Creating a Medicaid Marketplace:
* Under a reformed system, provider groups will have greatly improved flexibility in forming and designing benefit plans with strict oversight from the state. Providers will attract membership on the basis of their benefit package, innovative care, convenient networks, and optional services. The consumer satisfaction data collected by the state will drive quality of care and allow participants to make informed choices about the plan that best fits their needs.

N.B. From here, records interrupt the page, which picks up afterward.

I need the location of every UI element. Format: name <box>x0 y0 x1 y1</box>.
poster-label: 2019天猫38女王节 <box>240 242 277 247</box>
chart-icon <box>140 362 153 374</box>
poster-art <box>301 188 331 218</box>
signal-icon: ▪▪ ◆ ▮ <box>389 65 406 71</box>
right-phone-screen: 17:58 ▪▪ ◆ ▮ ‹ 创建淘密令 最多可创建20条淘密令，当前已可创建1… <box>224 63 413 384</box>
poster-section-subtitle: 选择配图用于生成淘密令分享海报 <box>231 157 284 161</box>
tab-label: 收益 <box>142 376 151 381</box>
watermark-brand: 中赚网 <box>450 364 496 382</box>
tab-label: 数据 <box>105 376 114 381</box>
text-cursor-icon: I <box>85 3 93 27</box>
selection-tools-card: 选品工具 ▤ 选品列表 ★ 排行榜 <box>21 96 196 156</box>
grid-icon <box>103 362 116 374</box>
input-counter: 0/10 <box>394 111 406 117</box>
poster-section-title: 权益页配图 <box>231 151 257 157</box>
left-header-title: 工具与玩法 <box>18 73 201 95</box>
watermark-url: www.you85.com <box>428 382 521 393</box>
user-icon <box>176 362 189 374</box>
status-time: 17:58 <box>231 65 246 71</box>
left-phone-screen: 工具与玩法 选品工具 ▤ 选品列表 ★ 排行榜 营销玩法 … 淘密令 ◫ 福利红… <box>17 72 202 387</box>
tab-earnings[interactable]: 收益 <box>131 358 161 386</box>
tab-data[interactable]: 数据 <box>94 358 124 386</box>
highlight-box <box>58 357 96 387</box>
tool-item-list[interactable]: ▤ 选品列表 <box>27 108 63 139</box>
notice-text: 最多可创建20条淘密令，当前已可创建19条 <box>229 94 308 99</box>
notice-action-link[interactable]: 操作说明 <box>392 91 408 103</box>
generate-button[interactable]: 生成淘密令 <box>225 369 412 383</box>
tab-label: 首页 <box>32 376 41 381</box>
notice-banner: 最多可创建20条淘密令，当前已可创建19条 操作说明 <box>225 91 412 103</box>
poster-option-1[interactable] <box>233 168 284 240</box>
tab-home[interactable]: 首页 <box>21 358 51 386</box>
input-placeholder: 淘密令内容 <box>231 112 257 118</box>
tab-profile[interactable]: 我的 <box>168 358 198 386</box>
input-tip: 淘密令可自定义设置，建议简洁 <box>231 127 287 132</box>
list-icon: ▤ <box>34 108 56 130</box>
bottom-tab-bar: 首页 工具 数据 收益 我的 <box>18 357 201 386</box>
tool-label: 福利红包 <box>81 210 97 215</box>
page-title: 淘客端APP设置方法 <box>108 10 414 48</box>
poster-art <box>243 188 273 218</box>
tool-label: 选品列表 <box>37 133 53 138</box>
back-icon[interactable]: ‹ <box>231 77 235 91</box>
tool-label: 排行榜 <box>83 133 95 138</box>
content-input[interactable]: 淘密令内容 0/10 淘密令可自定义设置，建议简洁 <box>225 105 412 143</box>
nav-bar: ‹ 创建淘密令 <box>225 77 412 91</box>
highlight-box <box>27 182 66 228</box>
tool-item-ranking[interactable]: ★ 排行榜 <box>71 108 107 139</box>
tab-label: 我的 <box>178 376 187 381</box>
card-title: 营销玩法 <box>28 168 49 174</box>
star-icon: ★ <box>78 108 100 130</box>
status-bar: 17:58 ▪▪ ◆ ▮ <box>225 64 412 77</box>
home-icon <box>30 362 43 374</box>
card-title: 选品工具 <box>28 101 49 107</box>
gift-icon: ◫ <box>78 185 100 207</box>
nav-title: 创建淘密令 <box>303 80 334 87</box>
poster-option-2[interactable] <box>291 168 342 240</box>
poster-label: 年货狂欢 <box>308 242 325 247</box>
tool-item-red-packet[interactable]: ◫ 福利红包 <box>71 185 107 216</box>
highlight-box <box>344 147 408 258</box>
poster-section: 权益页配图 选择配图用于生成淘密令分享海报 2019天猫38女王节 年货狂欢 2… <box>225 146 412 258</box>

* Each plan will be measured on quality, giving policymakers best practices to continually improve healthcare for Florida's Medicaid participants. With half of Florida's Medicaid population comprised by African American and Hispanic participants, this information is important to help close the gap of racial disparities.
* Market forces will reduce fraud in Medicaid. Because the current Medicaid system pays claims first and identifies fraud later, there is virtually no certain way to control fraud and abuse. Under proposed reforms, health plans have a financial incentive to aggressively guard against fraud. Plans will be required to report overpayments to the state and will be able to identify fraudulent providers within their networks.